The affordable and readily available ingredients in this recipe make it easy to prepare on the go, and it's a huge hit with with kids and adults alike!

Directions

  1. Whisk the eggs, adding desired amount of salt and pepper. Cook in a skillet with olive oil over medium heat, stirring lightly and constantly, until scrambled.
  2. In a pan over medium high heat, add in a few splashes of oil and 3 cloves of minced garlic. Stir frequently until garlic starts to change color. Add collard greens and additional salt and pepper, then sauté with garlic until greens have cooked down.

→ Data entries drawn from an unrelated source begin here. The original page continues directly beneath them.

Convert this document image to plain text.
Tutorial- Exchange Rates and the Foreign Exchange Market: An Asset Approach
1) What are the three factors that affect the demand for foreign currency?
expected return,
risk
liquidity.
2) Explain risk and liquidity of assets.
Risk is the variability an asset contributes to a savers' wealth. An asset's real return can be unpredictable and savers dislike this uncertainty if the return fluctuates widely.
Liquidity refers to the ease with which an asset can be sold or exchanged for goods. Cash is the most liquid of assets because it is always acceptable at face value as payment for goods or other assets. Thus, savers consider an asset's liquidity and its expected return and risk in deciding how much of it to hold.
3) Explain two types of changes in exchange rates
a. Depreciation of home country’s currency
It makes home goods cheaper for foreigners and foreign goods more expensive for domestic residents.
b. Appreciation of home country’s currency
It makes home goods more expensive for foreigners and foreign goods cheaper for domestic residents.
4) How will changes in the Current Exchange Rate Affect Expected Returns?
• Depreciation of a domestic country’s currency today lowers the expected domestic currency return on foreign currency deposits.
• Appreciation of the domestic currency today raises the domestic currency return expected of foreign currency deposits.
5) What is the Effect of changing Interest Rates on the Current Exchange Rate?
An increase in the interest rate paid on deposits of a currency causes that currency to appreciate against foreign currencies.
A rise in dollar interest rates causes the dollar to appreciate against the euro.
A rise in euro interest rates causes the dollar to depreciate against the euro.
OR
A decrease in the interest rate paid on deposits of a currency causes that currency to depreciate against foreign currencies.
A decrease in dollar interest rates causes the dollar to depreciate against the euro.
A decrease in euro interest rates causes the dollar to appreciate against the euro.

Transfer mixture to a bowl and set aside.
  3. In the same pan, add oil and onions, then sauté until onions are translucent. Add in the chicken sausage, if using, and stir-fry the mixture. After a few more minutes, add in the remaining 1 to 2 cloves minced garlic and cook until fragrant.
  4. Add beans and bay leaves to the pan and mix around for a minute, then add the eggs and collard mixture and gently stir to combine. If needed, season with another pinch of salt and pepper.
  5. Remove scramble from pan, top with your favorite herb garnish, and serve over rice.